Precioso canto de jilguero puro. Hacer clic sobre la imagen escuchar el canto


El canto de los pájaros constituye mucho más que un elemento decorativo o ambiental. Se configura como un motivo estructural y simbólico que articula la reflexión central del texto: la tensión entre amor y violencia, libertad y encierro, armonía y guerra. A través del canto, la autora construye un lenguaje alternativo, puro y universal, que contrasta con la dureza del contexto histórico en que se sitúa la narración.

Desde las primeras páginas, el canto aparece asociado a la capacidad de comunicación. Cuando María pregunta si los pájaros hablan entre ellos, la respuesta de Hernando sugiere que, al menos, se entienden. Esta afirmación introduce la idea de que existe un tipo de lenguaje no verbal, basado en la sensibilidad y la observación, al que solo pueden acceder quienes saben escuchar. El canto se convierte así en símbolo de una comunicación auténtica, ajena a los conflictos humanos y a las divisiones impuestas por la guerra.

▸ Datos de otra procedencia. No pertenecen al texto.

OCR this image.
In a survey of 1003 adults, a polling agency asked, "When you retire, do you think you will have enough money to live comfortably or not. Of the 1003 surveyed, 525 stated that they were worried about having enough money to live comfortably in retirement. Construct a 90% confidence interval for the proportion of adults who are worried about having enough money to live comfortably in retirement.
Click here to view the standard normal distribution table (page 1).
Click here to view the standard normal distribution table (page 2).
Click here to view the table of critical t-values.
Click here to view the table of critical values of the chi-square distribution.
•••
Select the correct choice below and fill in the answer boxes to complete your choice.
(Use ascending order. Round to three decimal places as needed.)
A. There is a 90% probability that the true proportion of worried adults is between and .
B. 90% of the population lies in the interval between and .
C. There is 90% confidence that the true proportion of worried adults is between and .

Canto de los páparos en el bosque

En la leyenda del príncipe Hassán, el canto adquiere una dimensión formativa. El joven, encerrado en la torre de la Alhambra, halla en la contemplación y en la escucha de las aves un consuelo frente a la soledad. No se trata de un aprendizaje mágico o inmediato: la comprensión del lenguaje de los pájaros es fruto de la observación constante y de una disposición interior abierta a la naturaleza. El canto funciona aquí como puente entre el encierro físico y la libertad espiritual. Aunque prisionero, Hassán logra trascender su confinamiento mediante la armonía sonora del mundo natural.

El episodio culminante del relato refuerza este simbolismo. Cuando las aves se congregan y entonan su canto para hechizar al carcelero, la música se transforma en fuerza colectiva. La armonía sustituye a la violencia y logra aquello que la fuerza no podría alcanzar: la liberación del príncipe. El canto, convertido en melodía unitaria, desarma la vigilancia y suspende momentáneamente la lógica del poder. De este modo, la autora contrapone la música —expresión de belleza y comunión— a la coerción representada por el encierro.

No obstante, el desenlace introduce un matiz trágico. En la escena final de las palomas, el canto desaparece casi por completo y es sustituido por gestos silenciosos de afecto y desesperación. La muerte violenta interrumpe la armonía natural, y el silencio posterior intensifica el dramatismo del episodio. La ausencia de canto subraya la irrupción de la guerra en el ámbito de la inocencia y evidencia la fragilidad de la belleza frente a la brutalidad humana.

Canto de la Alondra de Eurasia – Melodía Natural al Amanecer

En definitiva, el canto de los pájaros en El lenguaje de las aves funciona como símbolo de amor, libertad y entendimiento profundo. Frente a la violencia del mundo exterior, la música de las aves representa una forma superior de comunicación y de vínculo. Sin embargo, la obra no ofrece una visión ingenua: la armonía puede ser quebrada por la violencia, aunque su significado perdure como ideal. Así, el relato propone una reflexión ética y estética sobre la necesidad de escuchar —no solo los sonidos de la naturaleza, sino también aquello que, en medio del conflicto, aún habla el lenguaje del amor.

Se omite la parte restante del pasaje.